Witness: Bruises seen previously on child
By PATRICK HALL
The Wilson Post
A witness for the prosecution testified Tuesday in the trial against Dr. Deborah Mark stating she suspected Mark’s 4-year-old adopted daughter, Kairisa, was being abused, but did not report it to the authorities before the girl passed away in July 2010.
Christine Kowa, a parent whose child attends the same karate class as Mark’s 8-year old biological daughter, testified for the prosecution stating she saw Kairisa on more than one occasion and noticed bruises on her face, neck and forearms.
“I was taken aback by the bruising on her face,” Kowa said, recalling one such night seeing Kairisa.
Mark is on trial for the alleged murder of Kairisa, who she and her husband Steven adopted from China in April 2010. The child was taken to Vanderbilt Children’s Hospital from the family’s home on Laural Hill Drive in the Providence area of Mt. Juliet with serious injuries on July 1, 2010. She died of those injuries the next day.
Kowa said Steven Mark told her at the karate class that Kairisa had fallen while Deborah was walking the dog with their daughter and Kairisa. According to Kowa, Steven told her that Kairisa had wandered away from Mark and returned with bruises on her face, neck and forearm.
However, Kowa said she did not feel the bruises were consistent with a fall and suspected the child may be a victim of abuse. She said she wanted to be sure and document bruises she had seen on Kairisa and had even taken a photo of her daughter with Kairisa that was submitted as evidence.
Kowa also testified to seeing Mark pick up Kairisa by the arms and “slamming” her in a chair at karate class. Kowa described the action as “too forceful” for a young child.
“I decided I would bring my concerns to the proper authorities,” Kowa said.
Before she could notify the police, Kowa said she went on vacation the week before July 4, 2010. She said upon her arrival, friends told her of a child in Mt. Juliet that had passed away and that child abuse was suspected. “At that moment, I knew it was Kairisa,” Kowa said.
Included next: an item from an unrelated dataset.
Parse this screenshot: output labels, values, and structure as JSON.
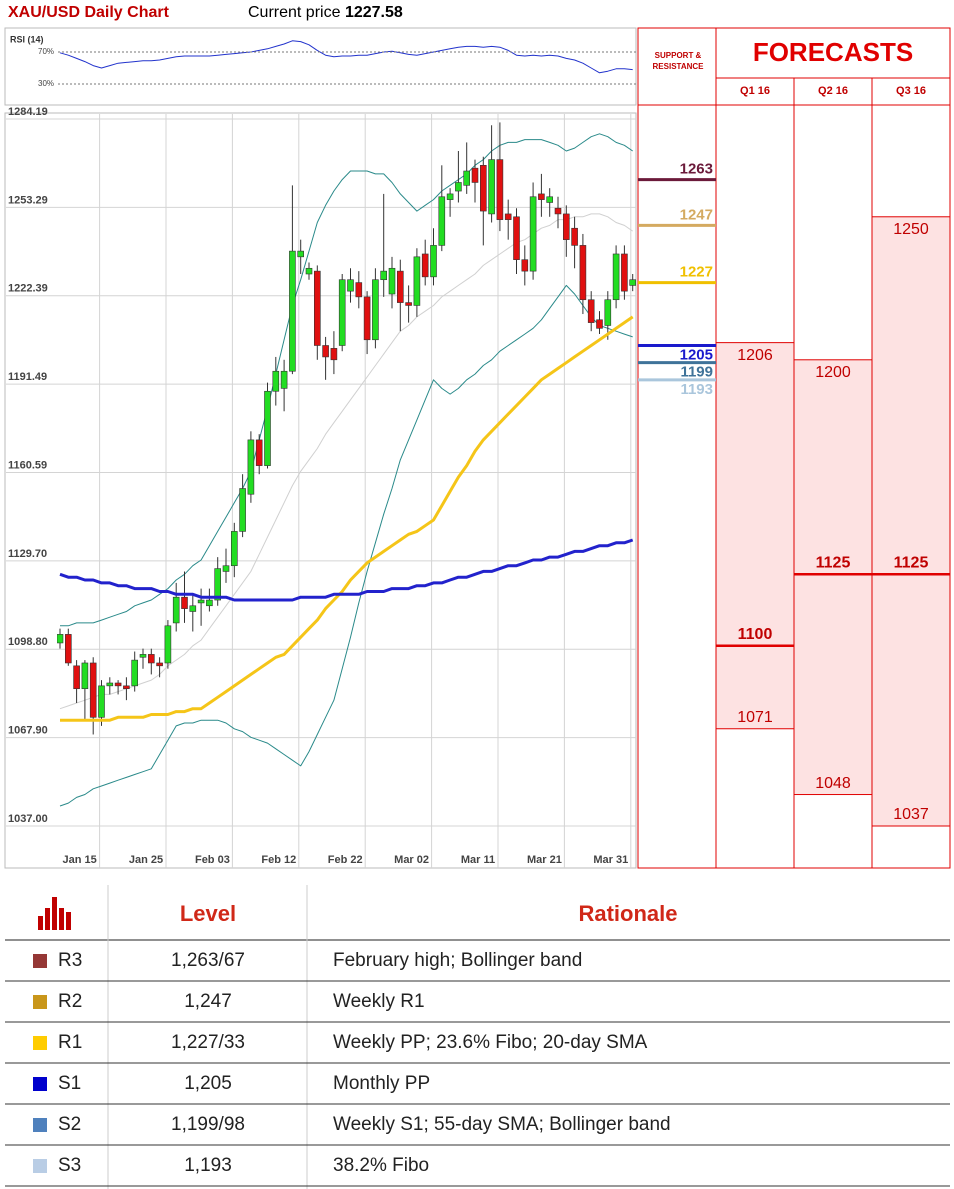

Mark’s attorney, Jack Lowery Sr., asked Kowa if she enjoyed the attention police have given to her, but Kowa insisted she has not gotten any attention or favors from authorities. Lowery pointed to a written statement given to police by Kowa that left out the incident of Mark allegedly “slamming” Kairisa into the chair. Kowa said she simply forgot to add that into the statement.
Lowery also questioned the date when the photo taken by Kowa of Kairisa and her own daughter. He showed Kowa a different picture of Kairisa and asked if she saw any bruises. Kowa said she did see “a small discoloration on one cheek.”
The timing of Kowa’s vacation was also brought into question by Lowery, who said reporting Mark of child abuse “wasn’t that important” to Kowa if she went on vacation before doing so.
“Accusing someone of hurting someone else is not something I do every day,” Kowa responded.
The jury also heard testimony from Dr. Alice Rothman, a pediatrician at Vanderbilt University Medical Center and director of the International Adoption Clinic there. She was admitted as an expert on pediatrics.
Rothman testified to giving Kairisa a physical examination on April 12, 2010, a typical post-adoption check up. In her report, Rothman noted Kairisa weighed less and was shorter than the typical range for her age. She said Kairisa was developmentally delayed.
“The vast majority of internationally adopted children are developmentally delayed,” Rothman said.
The defense pointed out that Kairisa had suffered from malnutrition, and Rothman said that one aspect of her development delay was in fact malnutrition. Lowery read symptoms of malnutrition including dry skin, bleeding gums, decaying teeth, fragile bones and a weak immune system.
Rothman said those were all symptoms of malnutrition but on re-cross examination, Assistant District Attorney General Tom Swink asked if Rothman had observed any of those signs and Rothman said she did not.
The final witness of the day was Tammy Bass, of Bethany Christian Services, the adoption agency that the Marks used to adopt Kairisa. She classified Kairisa as a “special needs child” and said the Marks had asked for a special needs child.
A video was shown from China that depicted Kairisa clapping and playing with a balloon. Bass said the video was used to give “an accurate representation of the child” and was given to the Marks.
Bass also said she only met Mark in passing at the adoption clinic and said she never saw Kairisa after the adoption, but Lisa Lancaster was the family’s case worker. Bass said that during Lancaster’s post-adoption visit to the Mark home two weeks after Kairisa’s adoption that the “adjustment was going better than expected.”
However, Bass said Bethany Christian Services repeatedly informs adopting parents that when problems arrive, there are people at Bethany Christian Services available 24 hours a day.
She said the Marks had never called Bethany expressing any problems until June 30, when she said Steven called and he described Kairisa as a “demon child” with self-destructive behavior.
Bass said the Marks were referred to a counselor but added that after the counselor contacted the Marks the family did not make an appointment to meet with him.
The trial adjourned for the day and is continuing today at the Wilson County Criminal Justice Complex.